A public servant is under investigation over allegations that he said beneficiaries were "stupid" for having children.
The man, who works for the Ministry of Social Development, has been suspended amid questions about comments he posted on the Whale Oil blog.
Those comments, posted under a pseudonym, included: "Why is it that people who are *already* poor then decide to have babies and expect that they will be able to make ends meet? "
The man shouldn't have been reading Whale Oil and posting on work time (if he was). Some of his views may be objectionable.

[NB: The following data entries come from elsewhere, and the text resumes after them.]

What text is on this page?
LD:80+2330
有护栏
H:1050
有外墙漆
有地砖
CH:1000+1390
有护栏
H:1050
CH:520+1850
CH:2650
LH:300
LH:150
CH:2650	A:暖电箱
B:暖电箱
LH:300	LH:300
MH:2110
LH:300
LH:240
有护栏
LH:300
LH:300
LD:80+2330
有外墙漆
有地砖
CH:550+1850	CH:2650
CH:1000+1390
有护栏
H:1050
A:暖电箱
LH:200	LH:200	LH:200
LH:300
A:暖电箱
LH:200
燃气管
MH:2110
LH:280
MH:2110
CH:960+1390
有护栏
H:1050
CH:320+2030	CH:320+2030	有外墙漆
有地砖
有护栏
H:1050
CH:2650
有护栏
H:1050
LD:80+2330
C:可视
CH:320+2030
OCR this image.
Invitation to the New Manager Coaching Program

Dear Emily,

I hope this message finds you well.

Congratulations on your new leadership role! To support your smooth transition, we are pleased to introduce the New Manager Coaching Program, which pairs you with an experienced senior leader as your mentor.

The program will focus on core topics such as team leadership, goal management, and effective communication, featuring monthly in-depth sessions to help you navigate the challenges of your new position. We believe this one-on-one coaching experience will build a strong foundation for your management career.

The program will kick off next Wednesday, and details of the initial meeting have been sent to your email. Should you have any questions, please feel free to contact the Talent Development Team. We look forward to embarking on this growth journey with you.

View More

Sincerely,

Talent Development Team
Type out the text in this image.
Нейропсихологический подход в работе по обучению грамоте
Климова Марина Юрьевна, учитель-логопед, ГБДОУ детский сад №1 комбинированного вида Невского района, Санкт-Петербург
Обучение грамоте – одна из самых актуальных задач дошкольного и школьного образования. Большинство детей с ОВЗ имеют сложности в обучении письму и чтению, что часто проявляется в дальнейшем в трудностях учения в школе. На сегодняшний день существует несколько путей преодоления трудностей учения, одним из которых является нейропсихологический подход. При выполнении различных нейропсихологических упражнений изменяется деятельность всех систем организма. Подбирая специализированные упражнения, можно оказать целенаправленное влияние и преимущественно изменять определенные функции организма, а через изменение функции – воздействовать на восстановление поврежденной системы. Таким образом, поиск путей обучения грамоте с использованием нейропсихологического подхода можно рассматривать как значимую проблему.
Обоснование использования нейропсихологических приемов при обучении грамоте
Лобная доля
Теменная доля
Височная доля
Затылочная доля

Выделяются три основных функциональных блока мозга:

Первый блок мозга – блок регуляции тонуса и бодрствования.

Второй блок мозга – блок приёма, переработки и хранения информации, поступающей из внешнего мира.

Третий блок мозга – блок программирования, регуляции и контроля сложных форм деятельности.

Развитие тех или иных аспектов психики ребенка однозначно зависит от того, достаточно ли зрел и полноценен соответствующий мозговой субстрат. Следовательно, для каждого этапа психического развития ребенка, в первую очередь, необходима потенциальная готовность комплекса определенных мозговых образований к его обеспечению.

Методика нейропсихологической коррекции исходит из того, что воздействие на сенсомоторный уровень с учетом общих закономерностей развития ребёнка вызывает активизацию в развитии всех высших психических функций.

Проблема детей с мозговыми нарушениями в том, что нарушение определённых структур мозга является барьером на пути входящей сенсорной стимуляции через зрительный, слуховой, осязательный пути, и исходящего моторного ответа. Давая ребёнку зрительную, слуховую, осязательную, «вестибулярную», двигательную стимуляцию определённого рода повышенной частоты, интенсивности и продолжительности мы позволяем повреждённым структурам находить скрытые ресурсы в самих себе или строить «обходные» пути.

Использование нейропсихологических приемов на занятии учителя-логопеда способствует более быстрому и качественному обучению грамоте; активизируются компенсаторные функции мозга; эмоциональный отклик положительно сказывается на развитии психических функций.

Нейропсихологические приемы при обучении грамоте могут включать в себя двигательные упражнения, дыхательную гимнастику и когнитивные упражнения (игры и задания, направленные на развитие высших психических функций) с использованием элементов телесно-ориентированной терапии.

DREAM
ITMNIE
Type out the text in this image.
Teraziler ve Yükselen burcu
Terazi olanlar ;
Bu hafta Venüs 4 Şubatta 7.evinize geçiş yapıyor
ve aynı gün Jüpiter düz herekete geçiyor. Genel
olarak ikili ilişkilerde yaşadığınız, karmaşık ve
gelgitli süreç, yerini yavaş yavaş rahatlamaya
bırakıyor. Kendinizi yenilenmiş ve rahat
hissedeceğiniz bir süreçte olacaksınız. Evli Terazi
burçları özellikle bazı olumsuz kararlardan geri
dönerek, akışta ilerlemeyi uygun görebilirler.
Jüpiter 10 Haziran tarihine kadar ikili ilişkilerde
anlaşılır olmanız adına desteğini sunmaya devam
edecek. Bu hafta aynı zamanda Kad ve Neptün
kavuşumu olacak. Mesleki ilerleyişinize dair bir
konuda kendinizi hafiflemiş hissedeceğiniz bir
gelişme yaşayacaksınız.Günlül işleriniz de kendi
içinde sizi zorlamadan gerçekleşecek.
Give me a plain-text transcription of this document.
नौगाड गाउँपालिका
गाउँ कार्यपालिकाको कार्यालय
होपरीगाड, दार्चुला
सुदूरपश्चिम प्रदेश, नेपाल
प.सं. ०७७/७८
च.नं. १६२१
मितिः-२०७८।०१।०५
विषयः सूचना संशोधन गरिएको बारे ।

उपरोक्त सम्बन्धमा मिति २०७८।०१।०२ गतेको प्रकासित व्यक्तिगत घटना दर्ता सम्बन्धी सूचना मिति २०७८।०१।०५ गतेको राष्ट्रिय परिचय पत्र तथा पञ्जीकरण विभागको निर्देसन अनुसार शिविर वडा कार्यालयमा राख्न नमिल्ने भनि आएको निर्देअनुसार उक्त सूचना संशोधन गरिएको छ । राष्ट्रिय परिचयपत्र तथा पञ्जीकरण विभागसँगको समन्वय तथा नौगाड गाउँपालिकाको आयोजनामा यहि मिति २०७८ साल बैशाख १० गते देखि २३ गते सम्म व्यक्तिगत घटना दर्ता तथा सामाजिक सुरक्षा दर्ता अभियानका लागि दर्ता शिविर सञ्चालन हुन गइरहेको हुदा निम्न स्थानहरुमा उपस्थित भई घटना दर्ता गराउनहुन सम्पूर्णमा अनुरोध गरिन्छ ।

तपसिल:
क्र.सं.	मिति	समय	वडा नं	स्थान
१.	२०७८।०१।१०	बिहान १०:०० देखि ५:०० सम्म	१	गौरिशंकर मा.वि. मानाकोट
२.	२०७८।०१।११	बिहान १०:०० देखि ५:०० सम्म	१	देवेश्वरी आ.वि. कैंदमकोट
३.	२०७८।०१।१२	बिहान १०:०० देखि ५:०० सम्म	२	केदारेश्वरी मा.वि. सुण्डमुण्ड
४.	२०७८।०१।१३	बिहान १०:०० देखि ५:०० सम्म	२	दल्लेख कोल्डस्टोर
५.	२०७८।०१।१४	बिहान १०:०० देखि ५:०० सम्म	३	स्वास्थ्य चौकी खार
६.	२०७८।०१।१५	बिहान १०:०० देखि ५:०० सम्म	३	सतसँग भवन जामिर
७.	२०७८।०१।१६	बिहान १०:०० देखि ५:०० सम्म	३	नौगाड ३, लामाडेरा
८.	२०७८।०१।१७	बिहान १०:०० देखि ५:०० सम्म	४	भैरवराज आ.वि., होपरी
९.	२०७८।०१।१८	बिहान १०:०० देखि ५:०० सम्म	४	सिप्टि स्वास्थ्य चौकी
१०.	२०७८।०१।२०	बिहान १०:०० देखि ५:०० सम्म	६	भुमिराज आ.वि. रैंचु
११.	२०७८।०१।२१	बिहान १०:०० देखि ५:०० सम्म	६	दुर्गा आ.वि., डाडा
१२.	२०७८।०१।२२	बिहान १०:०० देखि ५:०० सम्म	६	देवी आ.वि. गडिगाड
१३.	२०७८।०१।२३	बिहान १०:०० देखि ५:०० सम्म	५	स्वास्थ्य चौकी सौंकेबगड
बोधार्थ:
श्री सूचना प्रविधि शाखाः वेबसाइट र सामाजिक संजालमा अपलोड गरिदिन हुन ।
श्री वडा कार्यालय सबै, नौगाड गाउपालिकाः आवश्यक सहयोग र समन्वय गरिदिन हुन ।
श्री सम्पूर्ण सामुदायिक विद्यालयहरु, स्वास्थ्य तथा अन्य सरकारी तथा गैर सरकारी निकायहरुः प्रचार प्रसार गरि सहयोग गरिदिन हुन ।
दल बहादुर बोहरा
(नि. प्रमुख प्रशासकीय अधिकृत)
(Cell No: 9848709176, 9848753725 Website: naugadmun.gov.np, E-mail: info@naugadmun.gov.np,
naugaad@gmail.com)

But asking why poor people decide to have babies and expect to cope financially is a question that exercises many people. We know, and probably the commenter also knows, that every year one in five children will be become dependent on welfare directly or shortly after their birth. He may have even read the Ministerial Committee on Poverty report:
There is a significant group of children that spend most of their childhood in a benefit-supported household family and on low incomes for most of their childhood. According to Wilson and Soughton (2011) around 6% of children spend 13 or 14 years in benefit supported households families by the time they are 14 years. Thus, if we translate thisto the current group of children aged 0-14 years, this translates to over 50,000children (see figure 6). We also see that a further 130,000 children aged 0-14 years are expect ed to have spent more than half of their first 14 years on a benefit (or a further 15% of children), but less than 13 years. These children aged 0-14 years are likely to have the highest risk of material hardship.
This outcome is a direct result of parental decisions.
I wouldn't however call these people "stupid" . Their reasons may be entirely rational. They may be deep-seated and emotional. They may be cynical or just plain irresponsible. But if the "why" behind the major driver of child poverty isn't properly understood, then responses won't work.